David Constantine reads four poems from Belongings: ‘The Horseshoe’, ‘Girl with Cello on the Metro’, ‘Lake’ and ’Eye Test’. Neil Astley filmed Constantine reading selections of his poems from his books at his home in Oxford in June 2018. There are separate videos for poems from each of his collections.

David Constantine reads from Elder (2014)

David Constantine reads five poems from Elder: ‘Old Town’, ‘Elder’, ‘How will they view us, the receiving angels?’, ‘The Rec’ and ‘Our Lady of the Blackthorn and the Snow’.

David Constantine reads from Nine Fathom Deep (2009)

David Constantine reads three poems from Nine Fathom Deep: ‘Pity’, ‘Nine Fathom Deep’ and ’Seaweeds’.

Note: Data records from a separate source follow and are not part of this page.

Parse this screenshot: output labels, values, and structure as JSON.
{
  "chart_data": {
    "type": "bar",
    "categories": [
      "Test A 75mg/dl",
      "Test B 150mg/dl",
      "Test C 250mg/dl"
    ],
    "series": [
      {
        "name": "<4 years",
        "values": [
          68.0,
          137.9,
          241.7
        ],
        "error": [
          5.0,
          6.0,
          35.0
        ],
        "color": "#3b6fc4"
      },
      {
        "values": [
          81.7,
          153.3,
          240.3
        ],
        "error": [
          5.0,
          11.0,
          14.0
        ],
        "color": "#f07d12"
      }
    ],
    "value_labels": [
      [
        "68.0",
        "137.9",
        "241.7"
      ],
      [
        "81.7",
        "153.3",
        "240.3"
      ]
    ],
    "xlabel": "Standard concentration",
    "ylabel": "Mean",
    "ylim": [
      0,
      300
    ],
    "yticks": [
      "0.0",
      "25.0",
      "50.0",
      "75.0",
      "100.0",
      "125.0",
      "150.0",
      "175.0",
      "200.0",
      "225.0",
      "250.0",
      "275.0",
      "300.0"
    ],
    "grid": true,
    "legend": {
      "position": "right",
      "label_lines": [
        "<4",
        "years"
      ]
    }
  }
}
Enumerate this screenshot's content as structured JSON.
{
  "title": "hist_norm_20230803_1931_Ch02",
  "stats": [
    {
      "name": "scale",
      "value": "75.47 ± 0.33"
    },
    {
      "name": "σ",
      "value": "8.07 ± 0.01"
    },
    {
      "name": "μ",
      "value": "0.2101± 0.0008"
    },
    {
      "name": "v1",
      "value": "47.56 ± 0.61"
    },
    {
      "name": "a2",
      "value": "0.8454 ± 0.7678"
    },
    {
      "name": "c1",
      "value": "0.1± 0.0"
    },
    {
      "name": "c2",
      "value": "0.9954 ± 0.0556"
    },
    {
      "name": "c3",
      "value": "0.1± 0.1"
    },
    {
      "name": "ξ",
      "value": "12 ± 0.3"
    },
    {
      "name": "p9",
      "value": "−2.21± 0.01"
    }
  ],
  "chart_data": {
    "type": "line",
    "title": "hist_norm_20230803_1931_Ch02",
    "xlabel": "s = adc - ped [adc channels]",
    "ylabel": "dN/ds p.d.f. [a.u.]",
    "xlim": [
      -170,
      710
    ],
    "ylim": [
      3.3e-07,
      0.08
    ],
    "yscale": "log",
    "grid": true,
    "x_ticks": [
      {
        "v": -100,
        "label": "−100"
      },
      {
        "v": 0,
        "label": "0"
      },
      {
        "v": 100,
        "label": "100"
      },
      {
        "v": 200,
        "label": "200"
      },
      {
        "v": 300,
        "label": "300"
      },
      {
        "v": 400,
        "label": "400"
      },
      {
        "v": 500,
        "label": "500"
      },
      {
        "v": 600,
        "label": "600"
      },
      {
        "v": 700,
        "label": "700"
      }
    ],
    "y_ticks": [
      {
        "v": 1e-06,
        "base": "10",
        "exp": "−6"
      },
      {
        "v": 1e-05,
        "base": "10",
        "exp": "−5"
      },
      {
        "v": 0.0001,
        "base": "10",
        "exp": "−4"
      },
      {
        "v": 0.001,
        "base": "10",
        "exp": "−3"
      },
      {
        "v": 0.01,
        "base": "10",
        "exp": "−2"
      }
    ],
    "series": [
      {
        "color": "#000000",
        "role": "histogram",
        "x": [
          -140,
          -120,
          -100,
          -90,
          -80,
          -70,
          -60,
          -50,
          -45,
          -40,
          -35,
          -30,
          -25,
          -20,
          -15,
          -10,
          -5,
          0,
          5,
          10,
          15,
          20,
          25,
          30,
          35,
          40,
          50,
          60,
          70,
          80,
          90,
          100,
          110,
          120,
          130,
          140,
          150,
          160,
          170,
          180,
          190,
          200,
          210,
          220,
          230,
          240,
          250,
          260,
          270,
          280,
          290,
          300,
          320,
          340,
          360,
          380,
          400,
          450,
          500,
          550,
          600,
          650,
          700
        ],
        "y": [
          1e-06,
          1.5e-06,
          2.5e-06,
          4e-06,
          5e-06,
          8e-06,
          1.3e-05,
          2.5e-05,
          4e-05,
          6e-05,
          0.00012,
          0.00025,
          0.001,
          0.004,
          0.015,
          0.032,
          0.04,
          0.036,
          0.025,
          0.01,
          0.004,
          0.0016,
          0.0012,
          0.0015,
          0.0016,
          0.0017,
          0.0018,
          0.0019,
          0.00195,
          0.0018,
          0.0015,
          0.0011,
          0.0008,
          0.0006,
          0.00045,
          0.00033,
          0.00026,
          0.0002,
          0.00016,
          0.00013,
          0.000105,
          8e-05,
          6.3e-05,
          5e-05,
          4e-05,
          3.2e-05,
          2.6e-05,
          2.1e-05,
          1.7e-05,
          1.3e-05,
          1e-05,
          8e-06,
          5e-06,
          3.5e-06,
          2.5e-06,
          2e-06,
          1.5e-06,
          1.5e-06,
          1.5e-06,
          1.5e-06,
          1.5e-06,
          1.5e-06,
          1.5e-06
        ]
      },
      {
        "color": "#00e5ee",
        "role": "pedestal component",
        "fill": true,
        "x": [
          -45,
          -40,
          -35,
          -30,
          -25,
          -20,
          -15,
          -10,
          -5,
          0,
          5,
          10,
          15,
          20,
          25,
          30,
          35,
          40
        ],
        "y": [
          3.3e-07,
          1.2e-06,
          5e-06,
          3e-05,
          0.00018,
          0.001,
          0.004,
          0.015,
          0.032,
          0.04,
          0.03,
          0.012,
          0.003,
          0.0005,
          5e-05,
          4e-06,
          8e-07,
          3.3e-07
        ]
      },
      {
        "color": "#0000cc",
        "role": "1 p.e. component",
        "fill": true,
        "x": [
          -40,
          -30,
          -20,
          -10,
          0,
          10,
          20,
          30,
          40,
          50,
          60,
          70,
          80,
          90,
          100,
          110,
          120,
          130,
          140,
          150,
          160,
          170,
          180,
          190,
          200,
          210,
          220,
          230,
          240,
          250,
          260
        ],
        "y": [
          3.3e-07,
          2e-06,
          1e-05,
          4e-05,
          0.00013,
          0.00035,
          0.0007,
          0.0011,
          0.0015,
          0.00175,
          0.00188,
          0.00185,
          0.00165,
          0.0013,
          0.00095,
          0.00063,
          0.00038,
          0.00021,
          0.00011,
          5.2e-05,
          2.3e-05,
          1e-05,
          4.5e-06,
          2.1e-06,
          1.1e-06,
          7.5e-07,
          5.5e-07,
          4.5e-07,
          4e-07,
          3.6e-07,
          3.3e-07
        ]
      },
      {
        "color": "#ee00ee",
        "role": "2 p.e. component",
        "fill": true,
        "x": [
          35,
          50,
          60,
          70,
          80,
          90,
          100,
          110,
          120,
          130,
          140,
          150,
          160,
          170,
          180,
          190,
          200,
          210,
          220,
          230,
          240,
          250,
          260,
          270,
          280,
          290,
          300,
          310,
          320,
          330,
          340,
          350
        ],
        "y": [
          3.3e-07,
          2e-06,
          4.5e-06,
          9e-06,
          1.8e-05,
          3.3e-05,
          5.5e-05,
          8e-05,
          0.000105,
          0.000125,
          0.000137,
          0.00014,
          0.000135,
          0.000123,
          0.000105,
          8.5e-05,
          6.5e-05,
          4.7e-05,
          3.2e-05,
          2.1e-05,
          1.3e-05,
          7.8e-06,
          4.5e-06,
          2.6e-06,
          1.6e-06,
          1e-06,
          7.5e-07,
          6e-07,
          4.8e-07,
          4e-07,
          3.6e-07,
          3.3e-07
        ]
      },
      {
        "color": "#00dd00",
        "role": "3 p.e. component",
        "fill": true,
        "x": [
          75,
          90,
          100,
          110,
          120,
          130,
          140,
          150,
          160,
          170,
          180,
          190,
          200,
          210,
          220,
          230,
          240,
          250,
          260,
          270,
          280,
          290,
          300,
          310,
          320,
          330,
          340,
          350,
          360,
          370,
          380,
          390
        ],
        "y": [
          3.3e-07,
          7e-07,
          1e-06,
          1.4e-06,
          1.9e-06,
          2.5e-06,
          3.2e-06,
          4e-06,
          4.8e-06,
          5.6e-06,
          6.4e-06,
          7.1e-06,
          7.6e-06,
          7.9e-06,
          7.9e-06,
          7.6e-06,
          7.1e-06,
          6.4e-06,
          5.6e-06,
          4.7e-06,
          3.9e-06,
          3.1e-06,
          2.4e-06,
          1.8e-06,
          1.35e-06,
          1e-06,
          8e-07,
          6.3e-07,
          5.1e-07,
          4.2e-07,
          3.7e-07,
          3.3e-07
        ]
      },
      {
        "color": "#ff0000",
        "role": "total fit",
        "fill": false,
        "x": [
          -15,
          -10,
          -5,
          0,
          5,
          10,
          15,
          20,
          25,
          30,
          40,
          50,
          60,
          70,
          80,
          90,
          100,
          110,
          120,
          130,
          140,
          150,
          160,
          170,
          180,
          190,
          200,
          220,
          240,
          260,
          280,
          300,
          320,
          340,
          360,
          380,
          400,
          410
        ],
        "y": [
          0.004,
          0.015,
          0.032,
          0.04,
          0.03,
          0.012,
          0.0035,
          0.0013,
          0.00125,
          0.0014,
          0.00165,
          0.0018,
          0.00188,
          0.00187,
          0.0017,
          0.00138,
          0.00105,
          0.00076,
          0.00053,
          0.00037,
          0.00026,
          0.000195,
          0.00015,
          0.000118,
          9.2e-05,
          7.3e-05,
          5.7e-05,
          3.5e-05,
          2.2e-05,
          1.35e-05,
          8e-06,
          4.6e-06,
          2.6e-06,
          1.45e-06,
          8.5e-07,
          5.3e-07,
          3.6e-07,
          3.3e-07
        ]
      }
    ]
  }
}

David Constantine on Friedrich Hölderlin

David Constantine introduces Friedrich Hölderlin and his poetry, discussing how translating Greek poetry (at first Pindar) helped Hölderlin evolve his own way of writing in German. Like Beethoven, Hölderlin was inspired by the French Revolution before it went wrong, and Constantine discusses the relevance also of Hölderlin to the times we live in, most particularly when there has been renewed interest in his work, such as during both world wars and during the period of social revolt in Germany in the 1960s. Constantine reads two translations from his Selected Poetry by Friedrich Hölderlin: ‘Once there were gods…’ (‘Götter wandelten einst…’), written in the spring of 1799 (but not published until 1909), and ‘The sun goes down’ (‘Geh unter, schöne Sonne…’), written some time before May 1800 but not published until 1846, three years after his death.